The ACLU of Massachusetts said on Wednesday that the Boston Police Department used an online surveillance system, called Geofeedia, from 2014 to 2016 to spy on online comments from Muslims and African Americans, presstv.ir reported.
"The BPD treated ordinary citizens discussing ordinary affairs as justifiable targets of surveillance," the group said in a statement.
"What it did not do … was deter or help solve serious crimes,” it added.
The Boston police monitored on African Americans and Muslims by creating online alerts for the use of innocuous Arabic words and the hashtags #BlackLivesMatter and #MuslimLivesMatter, the civil rights group said.
The ACLU report was based on documents obtained through a public records request. The report said police treated people as suspicious on the basis of their race, religion and ethnicity.
"The records demonstrate the clear need for both transparency and procedural safeguards to ensure that this type of software is subject to public scrutiny and ongoing oversight before it is used again,” it said.

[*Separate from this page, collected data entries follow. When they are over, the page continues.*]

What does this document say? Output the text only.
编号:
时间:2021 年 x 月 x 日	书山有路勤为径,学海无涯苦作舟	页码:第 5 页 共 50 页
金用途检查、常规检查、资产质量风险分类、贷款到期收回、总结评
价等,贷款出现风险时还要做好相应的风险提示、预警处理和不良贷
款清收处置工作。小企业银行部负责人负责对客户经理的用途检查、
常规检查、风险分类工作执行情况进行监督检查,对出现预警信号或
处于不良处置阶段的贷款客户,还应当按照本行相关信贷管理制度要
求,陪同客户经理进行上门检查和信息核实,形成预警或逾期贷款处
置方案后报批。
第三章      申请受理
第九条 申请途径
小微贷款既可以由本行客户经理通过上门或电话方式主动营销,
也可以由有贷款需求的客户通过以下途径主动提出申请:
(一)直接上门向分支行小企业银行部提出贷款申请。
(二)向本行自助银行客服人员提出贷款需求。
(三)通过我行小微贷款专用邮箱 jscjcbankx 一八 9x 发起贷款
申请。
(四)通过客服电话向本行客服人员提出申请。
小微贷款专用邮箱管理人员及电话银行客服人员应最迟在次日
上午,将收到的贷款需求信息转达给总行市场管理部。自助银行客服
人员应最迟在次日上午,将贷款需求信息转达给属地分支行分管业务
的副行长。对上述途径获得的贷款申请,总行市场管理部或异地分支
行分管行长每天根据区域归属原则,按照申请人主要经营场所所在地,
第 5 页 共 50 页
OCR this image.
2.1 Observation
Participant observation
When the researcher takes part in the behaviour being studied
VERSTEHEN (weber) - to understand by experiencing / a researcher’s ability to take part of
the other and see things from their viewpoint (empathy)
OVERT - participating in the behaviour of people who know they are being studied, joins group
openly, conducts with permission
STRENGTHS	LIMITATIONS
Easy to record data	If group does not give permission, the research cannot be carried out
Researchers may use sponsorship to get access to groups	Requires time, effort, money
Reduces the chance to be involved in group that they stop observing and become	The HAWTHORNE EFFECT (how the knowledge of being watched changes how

Civil rights activists have used the hashtag #BlackLivesMatter to highlight US police’s brutality against African Americans. In 2013, the hashtag gave birth to the Black Lives Matter movement, which has campaigned against violence and systemic racism towards black people in the United States.
#MuslimLivesMatter was created after three innocent Muslim students were shot and killed by a middle-aged white man in North Carolina in 2015.
Craig Stephen Hicks shot dead Deah Shaddy Barakat, 23, his wife Yusor Mohammad Abu-Salha, 21, and her sister, Razan Mohammad Abu-Salha, 19, near the University of North Carolina at Chapel Hill campus on February 10, 2015.
According to autopsies, Barakat was shot multiple times in the head and chest after he answered the door to his apartment.
Barakat’s wife and her sister were also both shot in the head.